3 Deputy Cooley searched the truck pursuant to the search warrant and found a loaded .22-caliber rifle, methamphetamine paraphernalia, and a bindle of methamphetamine. In the house, Deputy Cooley further found approximately 5,136 rounds of ammunition. The magistrate denied the motion to suppress stating, “it’s the Court’s understanding that the current suppression motion is limited to the issue of whether or not law enforcement officers on the scene had a legal right to enter the Defendant’s residence without a warrant in order to ensure that there were no other occupants of the residence who might present a threat to them. [¶] And the Court has found that they did in fact have that right, and the record has reflected further that the house was secured, no one was allowed to enter.” DISCUSSION I Defendant’s Challenge To The Motion To Suppress Ruling Is Forfeited Defendant contends the magistrate erred in denying his motion to suppress at the preliminary hearing, requesting we reverse the magistrate’s ruling. We cannot do so through this appeal because defendant forfeited the claim by failing to renew the motion in the trial court. (People v. Lilienthal (1978) 22 Cal.3d 891, 896 [a defendant must seek review of a magistrate’s ruling on a motion to suppress “in the superior court to preserve the point for review on appeal, for it would be wholly inappropriate to reverse a superior court’s judgment for error it did not commit and that was never called to its attention” by either a motion to suppress evidence or a Pen. Code,2 § 995 motion].) The unification of the municipal and superior courts did not abrogate this requirement. (People v. Richardson (2007) 156 Cal.App.4th 574, 582, 589.) Here, it is undisputed that defendant

2 All further section references are to the Penal Code unless otherwise specified.

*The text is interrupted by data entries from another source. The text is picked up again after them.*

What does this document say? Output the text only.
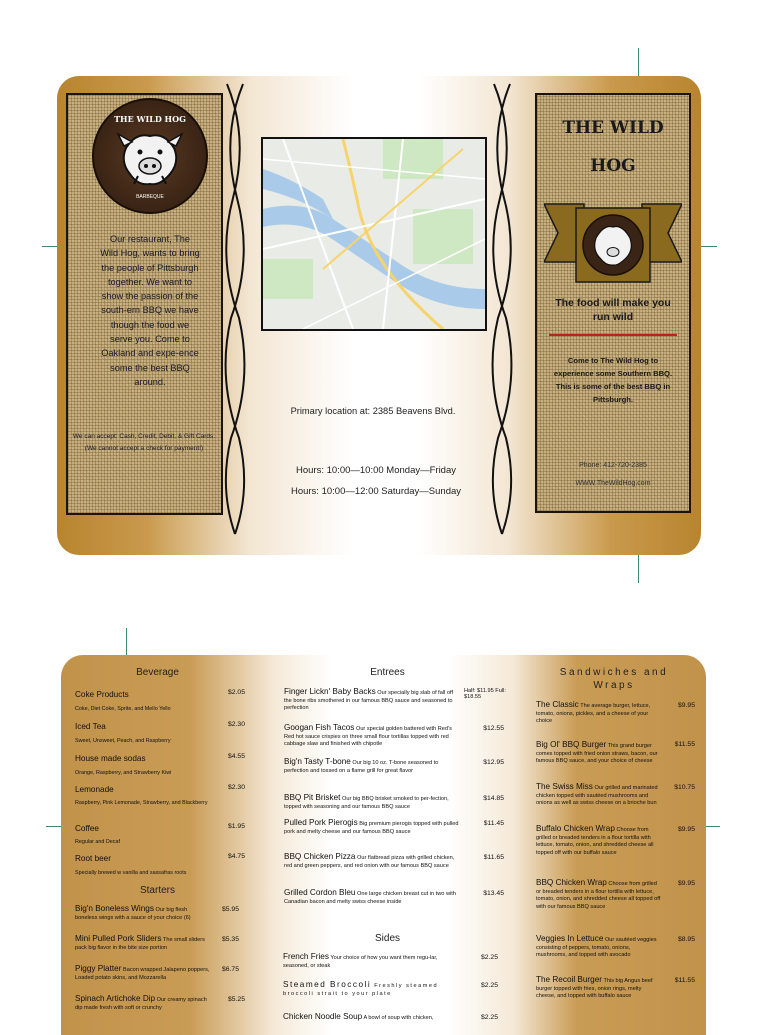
THE WILD HOG
BARBEQUE
Our restaurant, The Wild Hog, wants to bring the people of Pittsburgh together. We want to show the passion of the south-ern BBQ we have though the food we serve you. Come to Oakland and expe-ence some the best BBQ around.
We can accept: Cash, Credit, Debit, & Gift Cards. (We cannot accept a check for payment!)
Primary location at: 2385 Beavens Blvd.
Hours: 10:00—10:00 Monday—Friday
Hours: 10:00—12:00 Saturday—Sunday
THE WILD
HOG
The food will make you run wild
Come to The Wild Hog to experience some Southern BBQ. This is some of the best BBQ in Pittsburgh.
Phone: 412-720-2385
WWW.TheWildHog.com
Beverage
Coke Products	$2.05
Coke, Diet Coke, Sprite, and Mello Yello
Iced Tea	$2.30
Sweet, Unsweet, Peach, and Raspberry
House made sodas	$4.55
Orange, Raspberry, and Strawberry Kiwi
Lemonade	$2.30
Raspberry, Pink Lemonade, Strawberry, and Blackberry
Coffee	$1.95
Regular and Decaf
Root beer	$4.75
Specially brewed w vanilla and sassafras roots
Starters
Big'n Boneless Wings Our big flesh boneless wings with a sauce of your choice (6)
$5.95
Mini Pulled Pork Sliders The small sliders pack big flavor in the bite size portion
$5.35
Piggy Platter Bacon wrapped Jalapeno poppers, Loaded potato skins, and Mozzarella
$6.75
Spinach Artichoke Dip Our creamy spinach dip made fresh with soft or crunchy
$5.25
Entrees
Finger Lickn' Baby Backs Our specially big slab of fall off the bone ribs smothered in our famous BBQ sauce and seasoned to perfection
Half: $11.95 Full: $18.55
Googan Fish Tacos Our special golden battered with Red's Red hot sauce crispies on three small flour tortillas topped with red cabbage slaw and finished with chipotle
$12.55
Big'n Tasty T-bone Our big 10 oz. T-bone seasoned to perfection and tossed on a flame grill for great flavor
$12.95
BBQ Pit Brisket Our big BBQ brisket smoked to per-fection, topped with seasoning and our famous BBQ sauce
$14.85
Pulled Pork Pierogis Big premium pierogis topped with pulled pork and melty cheese and our famous BBQ sauce
$11.45
BBQ Chicken Pizza Our flatbread pizza with grilled chicken, red and green peppers, and red onion with our famous BBQ sauce
$11.65
Grilled Cordon Bleu One large chicken breast cut in two with Canadian bacon and melty swiss cheese inside
$13.45
Sides
French Fries Your choice of how you want them regu-lar, seasoned, or steak
$2.25
Steamed Broccoli Freshly steamed broccoli strait to your plate
$2.25
Chicken Noodle Soup A bowl of soup with chicken,	$2.25
Sandwiches and Wraps
The Classic The average burger, lettuce, tomato, onions, pickles, and a cheese of your choice
$9.95
Big Ol' BBQ Burger This grand burger comes topped with fried onion straws, bacon, our famous BBQ sauce, and your choice of cheese
$11.55
The Swiss Miss Our grilled and marinated chicken topped with sautéed mushrooms and onions as well as swiss cheese on a brioche bun
$10.75
Buffalo Chicken Wrap Choose from grilled or breaded tenders in a flour tortilla with lettuce, tomato, onion, and shredded cheese all topped off with our buffalo sauce
$9.95
BBQ Chicken Wrap Choose from grilled or breaded tenders in a flour tortilla with lettuce, tomato, onion, and shredded cheese all topped off with our famous BBQ sauce
$9.95
Veggies In Lettuce Our sautéed veggies consisting of peppers, tomato, onions, mushrooms, and topped with avocado
$8.95
The Recoil Burger This big Angus beef burger topped with fries, onion rings, melty cheese, and topped with buffalo sauce
$11.55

4 failed to renew his motion to suppress before being sentenced by the superior court. Accordingly, defendant is barred from directly challenging the magistrate’s denial of the motion to suppress on appeal. Defendant argues the rule of forfeiture “has no application here for three reasons.” First, he asserts “section 1538.5, subdivision (m), when read in conjunction with the 1992 amendments to sections 859a and 1466, provides for direct review of the municipal court’s ruling on [defendant’s] motion to suppress where, as here, the ruling on the suppression motion, the taking of the plea, and the imposition of judgment all occur before the same municipal court judge.” (Citing People v. Callahan (1997) 54 Cal.App.4th 1419, 1422-1423.) Callahan does not assist defendant because, as the People note and Garrido explained, Callahan has been superseded by statute due to subsequent amendments to section 859c and Government Code section 70212, subdivisions (e) and (f), and repeal of section 1462. (People v. Garrido (2005) 127 Cal.App.4th 359, 365-366.) Defendant fails to address this point in his reply brief, which we construe as a concession that the argument in his opening brief lacks merit.